Gerald Ford, the Nation's (Quack) Healer
The
evil that men do lives after them, The good is oft interr d with their
bones
When I first read that quote
from Shakespeare it seemed wrong to me. When people die it seems that the evil
they do is interr'd, and we try our best to find the good. Perhaps Shakespeare
was taking the long view. Once someone's been dead for a decent period of time,
we disinter the evil that we
overlooked.
The media coverage of
Gerald Ford's death brings this to mind. Don't get me wrong. Ford was not an
evil man. He was an uninspired and uninspiring hack politician who became
President solely by accident, though we all knew, when he was confirmed as vice
president, that he would indeed become President. He was acceptable as a
potential caretaker president to the Democrats that controlled Congress at the
time.
What brings the quote to mind,
and my doubts about its truthfulness, is the determined efforts of the media to
make a virtue out of one of Ford's truly bad actions-the Nixon pardon. We are
supposed to believe that Ford "healed" the nation after ascending to the office
in the wake of Nixon's resignation. How this healing was accomplished is
unclear, other than the fact that after Nixon, he was not-Nixon. Anyone could
have done that.
I was there, and I
don't recall feeling healed. Medically, it's my understanding that one should
clean a wound before stitching it up, else one risks infection. There was no
cleaning after Nixon's resignation. For all its faults, the system of justice,
had it worked its course, would have healed the nation much better than Ford
ever could or did. Nixon would have and should have been convicted of a crime.

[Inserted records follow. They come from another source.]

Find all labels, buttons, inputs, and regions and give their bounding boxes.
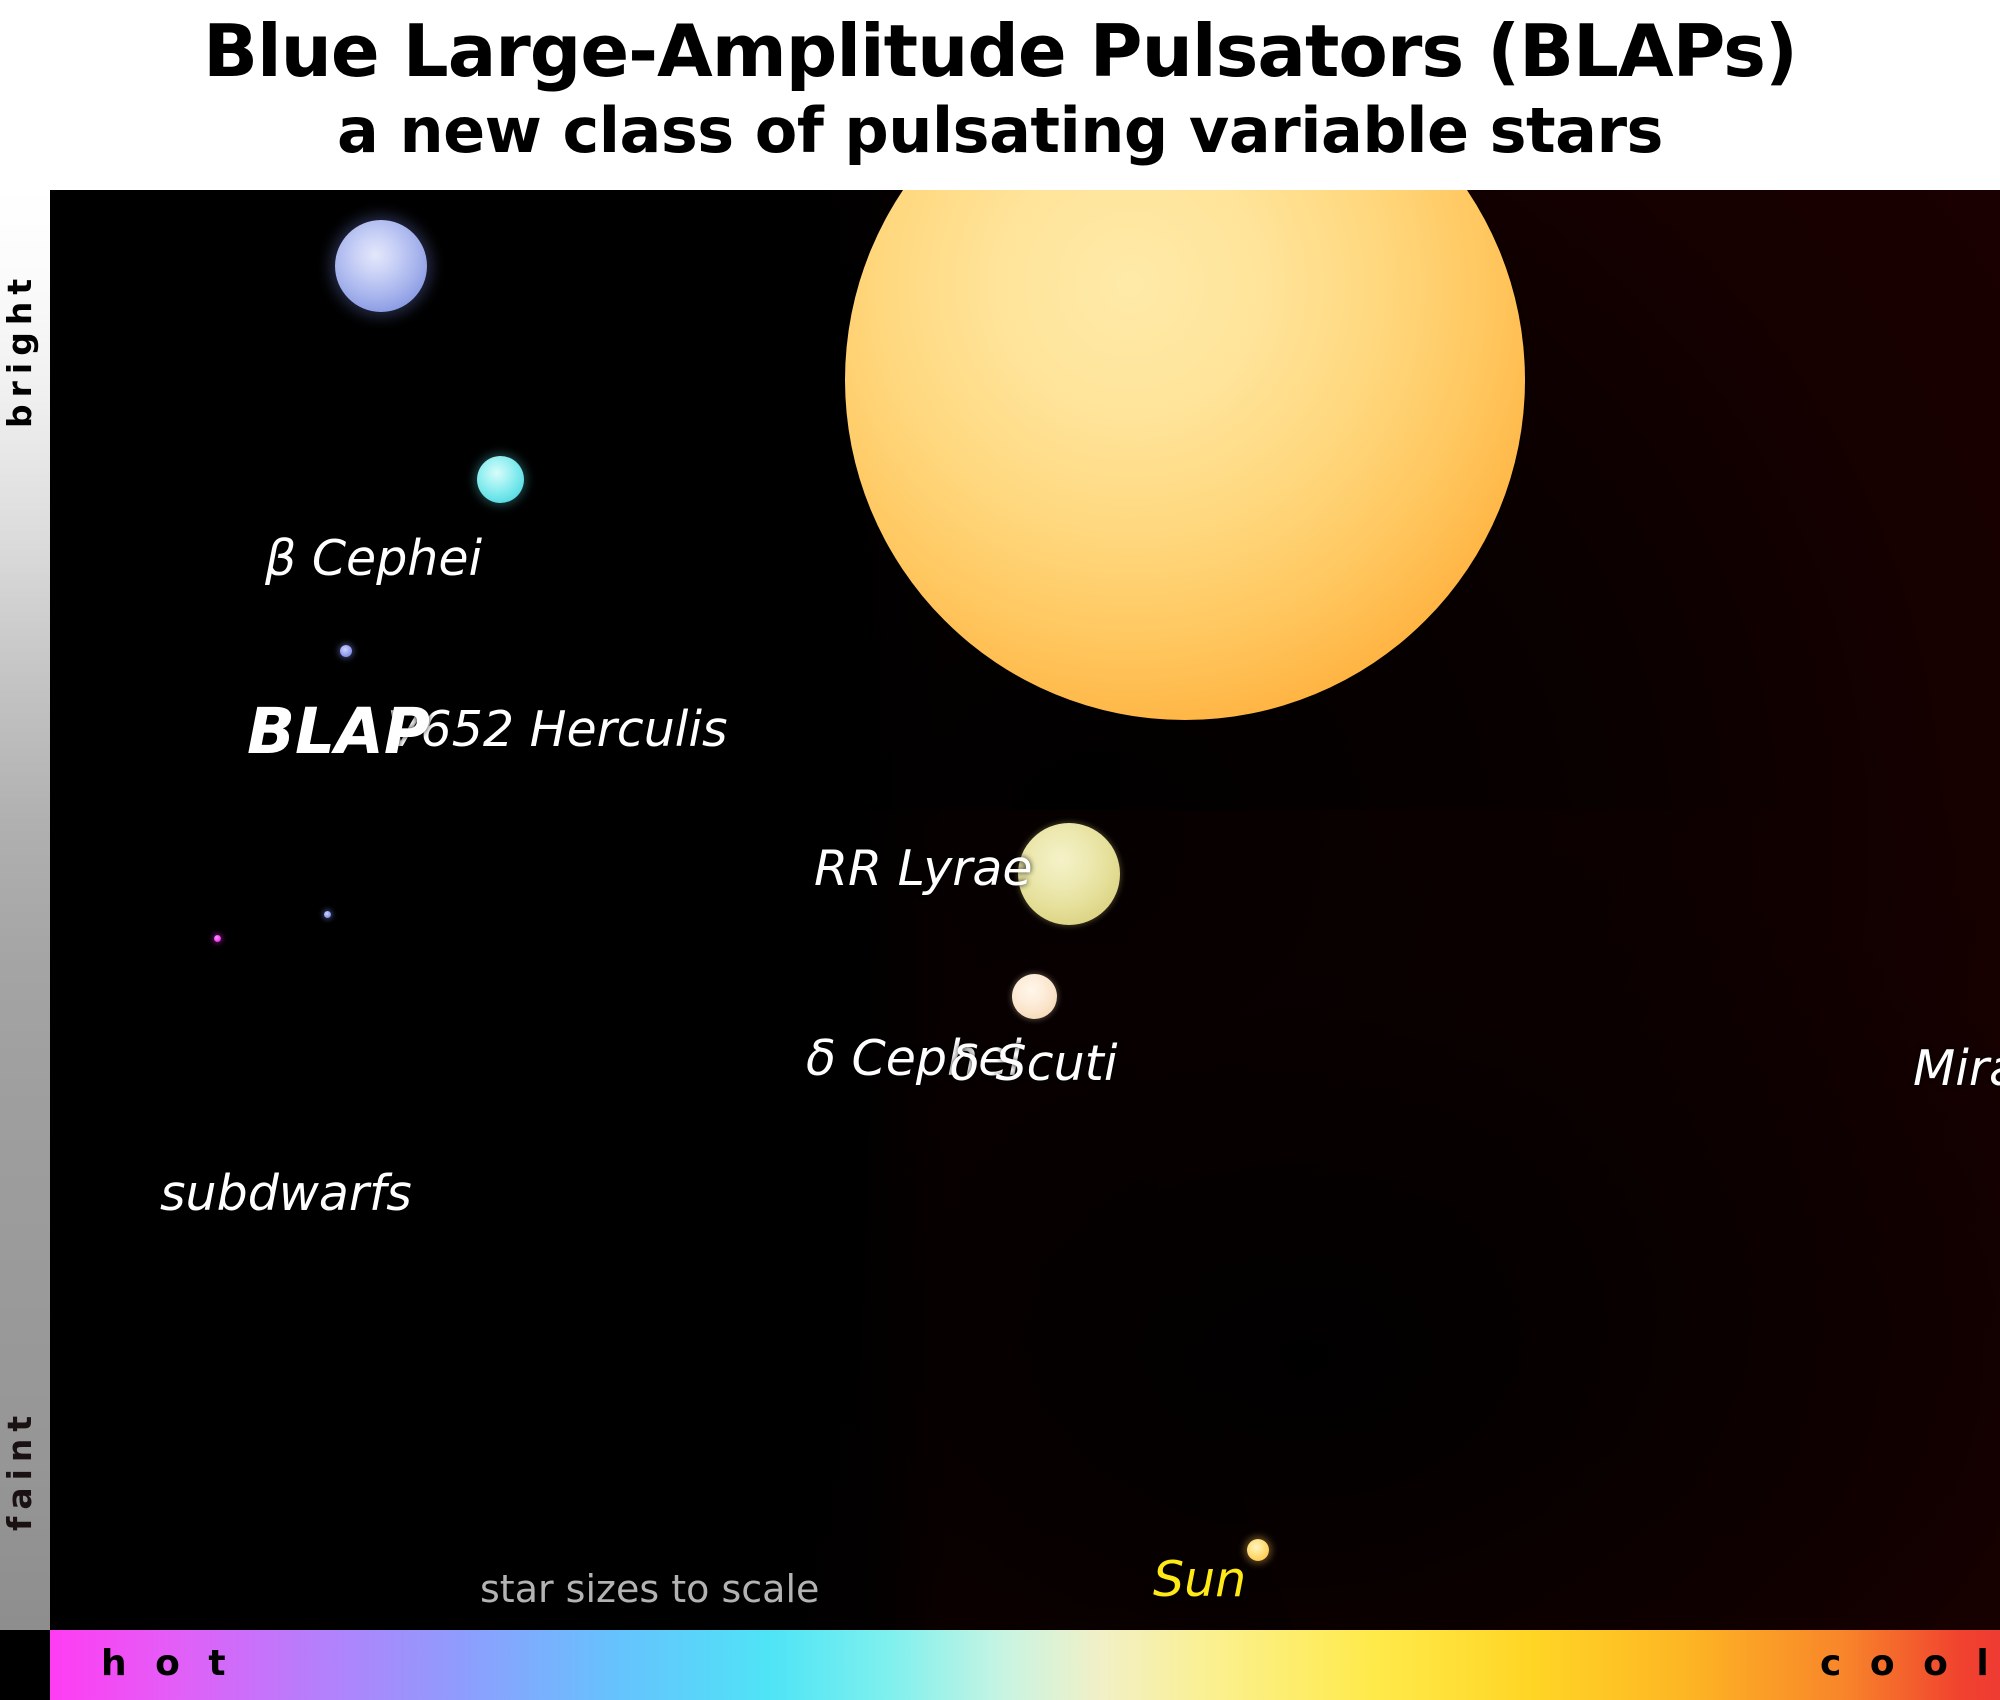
label-sun: Sun: [1153, 1551, 1246, 1608]
label-v652-herculis: V652 Herculis: [387, 701, 728, 758]
star-delta-scuti: [1012, 974, 1057, 1019]
temperature-spectrum-bar: [50, 1630, 2000, 1700]
star-v652-herculis: [477, 456, 524, 503]
page-title: Blue Large-Amplitude Pulsators (BLAPs): [0, 0, 2000, 94]
axis-label-bright: bright: [0, 200, 50, 500]
left-dark-field: [50, 190, 950, 1630]
sky-panel: β Cephei V652 Herculis BLAP δ Cephei RR …: [50, 190, 2000, 1630]
label-beta-cephei: β Cephei: [265, 530, 482, 587]
label-subdwarfs: subdwarfs: [160, 1165, 412, 1222]
axis-label-faint: faint: [0, 1320, 50, 1620]
axis-label-hot: h o t: [101, 1643, 234, 1684]
bottom-left-corner: [0, 1630, 50, 1700]
label-delta-scuti: δ Scuti: [950, 1035, 1117, 1092]
star-subdwarf-magenta: [214, 935, 221, 942]
infographic-root: Blue Large-Amplitude Pulsators (BLAPs) a…: [0, 0, 2000, 1700]
star-sun: [1247, 1539, 1269, 1561]
star-rr-lyrae: [1018, 823, 1120, 925]
label-rr-lyrae: RR Lyrae: [814, 840, 1033, 897]
axis-label-cool: c o o l: [1820, 1643, 1997, 1684]
scale-note: star sizes to scale: [480, 1567, 819, 1611]
label-mira: Mira: [1913, 1040, 2000, 1097]
star-beta-cephei: [335, 220, 427, 312]
mira-shading-lower: [870, 810, 2000, 1630]
title-block: Blue Large-Amplitude Pulsators (BLAPs) a…: [0, 0, 2000, 190]
star-subdwarf-violet: [324, 911, 331, 918]
star-blap: [340, 645, 352, 657]
page-subtitle: a new class of pulsating variable stars: [0, 94, 2000, 168]
label-blap: BLAP: [247, 695, 430, 768]
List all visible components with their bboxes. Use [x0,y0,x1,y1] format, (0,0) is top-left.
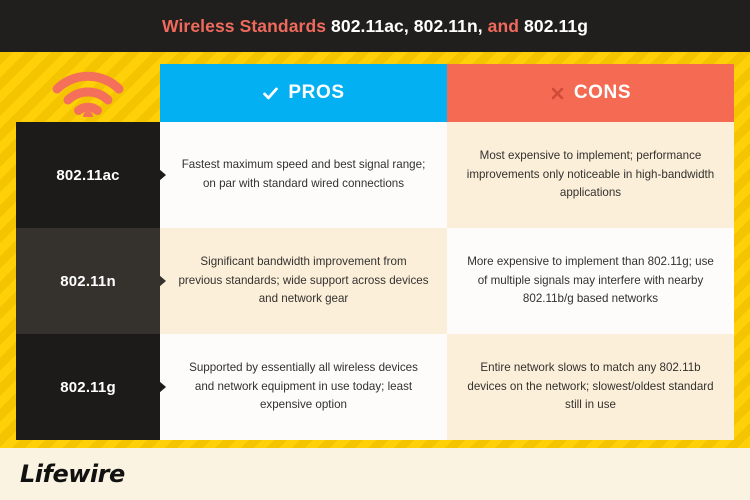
pros-cell: Fastest maximum speed and best signal ra… [160,122,447,228]
title-plain-part-1: 802.11ac, 802.11n, [326,16,483,36]
check-icon [262,85,279,102]
row-pointer-icon [159,381,166,393]
title-accent-part-2: and [483,16,524,36]
row-label-80211n: 802.11n [16,228,160,334]
row-label-80211ac: 802.11ac [16,122,160,228]
cons-cell: Entire network slows to match any 802.11… [447,334,734,440]
table-row: 802.11ac Fastest maximum speed and best … [16,122,734,228]
comparison-table: PROS CONS 802.11ac Fastest maximum speed… [16,64,734,440]
standard-name: 802.11n [60,273,116,290]
pros-cell: Supported by essentially all wireless de… [160,334,447,440]
footer-band: Lifewire [0,448,750,500]
lifewire-logo: Lifewire [20,460,125,488]
cons-cell: More expensive to implement than 802.11g… [447,228,734,334]
row-label-80211g: 802.11g [16,334,160,440]
cross-icon [550,86,565,101]
row-pointer-icon [159,169,166,181]
standard-name: 802.11g [60,379,116,396]
page-title: Wireless Standards 802.11ac, 802.11n, an… [162,16,588,37]
standard-name: 802.11ac [56,167,119,184]
header-band: Wireless Standards 802.11ac, 802.11n, an… [0,0,750,52]
row-pointer-icon [159,275,166,287]
wifi-icon [51,69,125,117]
infographic-canvas: Wireless Standards 802.11ac, 802.11n, an… [0,0,750,500]
cons-header-label: CONS [574,82,631,104]
title-accent-part-1: Wireless Standards [162,16,326,36]
cons-column-header: CONS [447,64,734,122]
title-plain-part-2: 802.11g [524,16,588,36]
pros-cell: Significant bandwidth improvement from p… [160,228,447,334]
pros-header-label: PROS [288,82,344,104]
table-header-row: PROS CONS [16,64,734,122]
cons-cell: Most expensive to implement; performance… [447,122,734,228]
table-row: 802.11n Significant bandwidth improvemen… [16,228,734,334]
table-row: 802.11g Supported by essentially all wir… [16,334,734,440]
pros-column-header: PROS [160,64,447,122]
wifi-logo-cell [16,64,160,122]
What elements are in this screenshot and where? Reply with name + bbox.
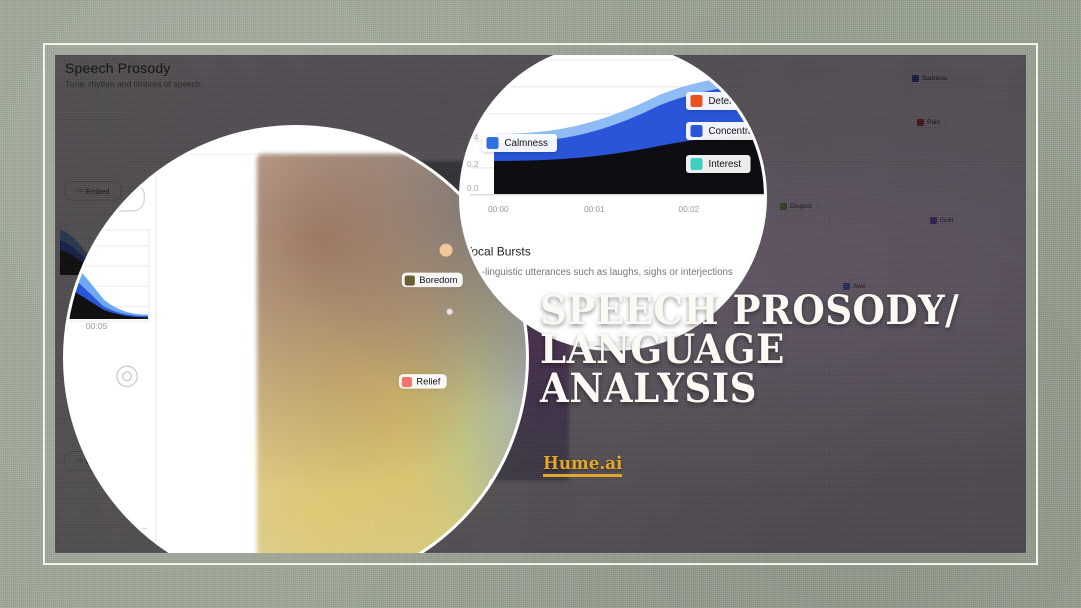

The infection he left behind incubated, burst out briefly during the Reagan
years, and is now a full fledged plague.
Ford set a precedent-that the
consequence of presidential criminality is a brief period of ostracism followed
by a rehabilitation of sorts. Hardly the type of consequence conservatives
normally tout as an effective crime deterrent. Small wonder that Cheney,
Rumsfeld, Bush, et. al, feel no pressure to conform to constitutional niceties.
The upside is too attractive; the downside means nothing to this bunch of
psychopaths.
Apart from the pardon,
Ford was a non-entity. There are worse types of presidents for sure. He had the
virtue, at least, of being aware on some level, of his own mediocrity, and
neither claimed greatness, aspired to cult status, nor claimed to talk to God.
It's hard to believe that those virtues now make him look at least not-so-bad.
I'd trade what we have for him, but that's not saying much.